Namun demikian, Nafan melihat adanya potensi dukungan bagi kinerja CTRA melalui insentif Pajak Pertambahan Nilai Ditanggung Pemerintah (PPN DTP) yang diharapkan dapat diperpanjang hingga akhir 2025. Pada kuartal I lalu, Rp 1,4 triliun dari marketing sales CTRA berasal dari fasilitas PPN DTP, sementara Rp 1,75 triliun dari penjualan reguler. Untuk memanfaatkan insentif ini secara optimal, CTRA perlu memaksimalkan stok unit hunian yang siap serah terima. Selain itu, harapan akan penurunan suku bunga KPR masih terbuka, mengingat Bank Indonesia telah melakukan penyesuaian suku bunga acuan pada Mei lalu.

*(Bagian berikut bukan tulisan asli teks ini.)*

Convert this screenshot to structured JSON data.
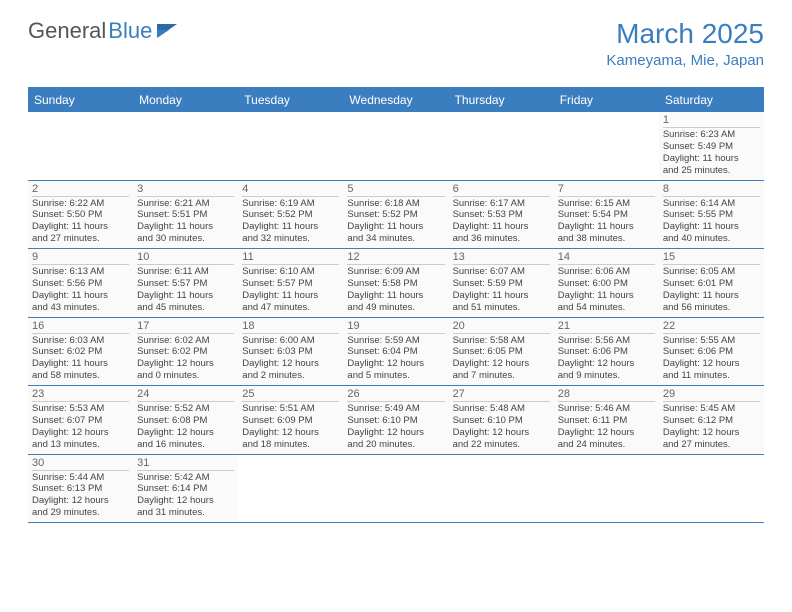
{
  "logo": {
    "general": "General",
    "blue": "Blue"
  },
  "title": "March 2025",
  "location": "Kameyama, Mie, Japan",
  "colors": {
    "accent": "#3b7ec0",
    "cell_bg": "#fafafa",
    "text": "#444444",
    "day_num": "#666666"
  },
  "day_headers": [
    "Sunday",
    "Monday",
    "Tuesday",
    "Wednesday",
    "Thursday",
    "Friday",
    "Saturday"
  ],
  "weeks": [
    [
      null,
      null,
      null,
      null,
      null,
      null,
      {
        "n": "1",
        "sr": "6:23 AM",
        "ss": "5:49 PM",
        "dh": "11",
        "dm": "25"
      }
    ],
    [
      {
        "n": "2",
        "sr": "6:22 AM",
        "ss": "5:50 PM",
        "dh": "11",
        "dm": "27"
      },
      {
        "n": "3",
        "sr": "6:21 AM",
        "ss": "5:51 PM",
        "dh": "11",
        "dm": "30"
      },
      {
        "n": "4",
        "sr": "6:19 AM",
        "ss": "5:52 PM",
        "dh": "11",
        "dm": "32"
      },
      {
        "n": "5",
        "sr": "6:18 AM",
        "ss": "5:52 PM",
        "dh": "11",
        "dm": "34"
      },
      {
        "n": "6",
        "sr": "6:17 AM",
        "ss": "5:53 PM",
        "dh": "11",
        "dm": "36"
      },
      {
        "n": "7",
        "sr": "6:15 AM",
        "ss": "5:54 PM",
        "dh": "11",
        "dm": "38"
      },
      {
        "n": "8",
        "sr": "6:14 AM",
        "ss": "5:55 PM",
        "dh": "11",
        "dm": "40"
      }
    ],
    [
      {
        "n": "9",
        "sr": "6:13 AM",
        "ss": "5:56 PM",
        "dh": "11",
        "dm": "43"
      },
      {
        "n": "10",
        "sr": "6:11 AM",
        "ss": "5:57 PM",
        "dh": "11",
        "dm": "45"
      },
      {
        "n": "11",
        "sr": "6:10 AM",
        "ss": "5:57 PM",
        "dh": "11",
        "dm": "47"
      },
      {
        "n": "12",
        "sr": "6:09 AM",
        "ss": "5:58 PM",
        "dh": "11",
        "dm": "49"
      },
      {
        "n": "13",
        "sr": "6:07 AM",
        "ss": "5:59 PM",
        "dh": "11",
        "dm": "51"
      },
      {
        "n": "14",
        "sr": "6:06 AM",
        "ss": "6:00 PM",
        "dh": "11",
        "dm": "54"
      },
      {
        "n": "15",
        "sr": "6:05 AM",
        "ss": "6:01 PM",
        "dh": "11",
        "dm": "56"
      }
    ],
    [
      {
        "n": "16",
        "sr": "6:03 AM",
        "ss": "6:02 PM",
        "dh": "11",
        "dm": "58"
      },
      {
        "n": "17",
        "sr": "6:02 AM",
        "ss": "6:02 PM",
        "dh": "12",
        "dm": "0"
      },
      {
        "n": "18",
        "sr": "6:00 AM",
        "ss": "6:03 PM",
        "dh": "12",
        "dm": "2"
      },
      {
        "n": "19",
        "sr": "5:59 AM",
        "ss": "6:04 PM",
        "dh": "12",
        "dm": "5"
      },
      {
        "n": "20",
        "sr": "5:58 AM",
        "ss": "6:05 PM",
        "dh": "12",
        "dm": "7"
      },
      {
        "n": "21",
        "sr": "5:56 AM",
        "ss": "6:06 PM",
        "dh": "12",
        "dm": "9"
      },
      {
        "n": "22",
        "sr": "5:55 AM",
        "ss": "6:06 PM",
        "dh": "12",
        "dm": "11"
      }
    ],
    [
      {
        "n": "23",
        "sr": "5:53 AM",
        "ss": "6:07 PM",
        "dh": "12",
        "dm": "13"
      },
      {
        "n": "24",
        "sr": "5:52 AM",
        "ss": "6:08 PM",
        "dh": "12",
        "dm": "16"
      },
      {
        "n": "25",
        "sr": "5:51 AM",
        "ss": "6:09 PM",
        "dh": "12",
        "dm": "18"
      },
      {
        "n": "26",
        "sr": "5:49 AM",
        "ss": "6:10 PM",
        "dh": "12",
        "dm": "20"
      },
      {
        "n": "27",
        "sr": "5:48 AM",
        "ss": "6:10 PM",
        "dh": "12",
        "dm": "22"
      },
      {
        "n": "28",
        "sr": "5:46 AM",
        "ss": "6:11 PM",
        "dh": "12",
        "dm": "24"
      },
      {
        "n": "29",
        "sr": "5:45 AM",
        "ss": "6:12 PM",
        "dh": "12",
        "dm": "27"
      }
    ],
    [
      {
        "n": "30",
        "sr": "5:44 AM",
        "ss": "6:13 PM",
        "dh": "12",
        "dm": "29"
      },
      {
        "n": "31",
        "sr": "5:42 AM",
        "ss": "6:14 PM",
        "dh": "12",
        "dm": "31"
      },
      null,
      null,
      null,
      null,
      null
    ]
  ]
}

Dari sudut pandang berbeda, Indy Naila, Investment Analyst dari Edvisor Profina Visindo, menilai bahwa CTRA tetap memiliki prospek yang menjanjikan di tahun 2025. Hal ini didukung oleh permintaan properti residensial yang relatif masih kuat, serta potensi penurunan suku bunga acuan di masa depan yang dapat meringankan beban pembiayaan konsumen. Selain itu, Indy menggarisbawahi bahwa saham CTRA masih tergolong undervalued dengan rasio Price to Earning (PER) di level 6,95x. Oleh karena itu, ia merekomendasikan tindakan beli (buy) untuk saham CTRA dengan target harga Rp 1.200 per saham.
Sementara itu, Herditya Wicaksana, Analis dari MNC Sekuritas, memantau pergerakan saham CTRA pada level support Rp 955 per saham dan resistance Rp 1.010 per saham. Ia merekomendasikan strategi beli jika menembus (buy if break) untuk saham CTRA, dengan potensi target harga di rentang Rp 1.040 – Rp 1.090 per saham.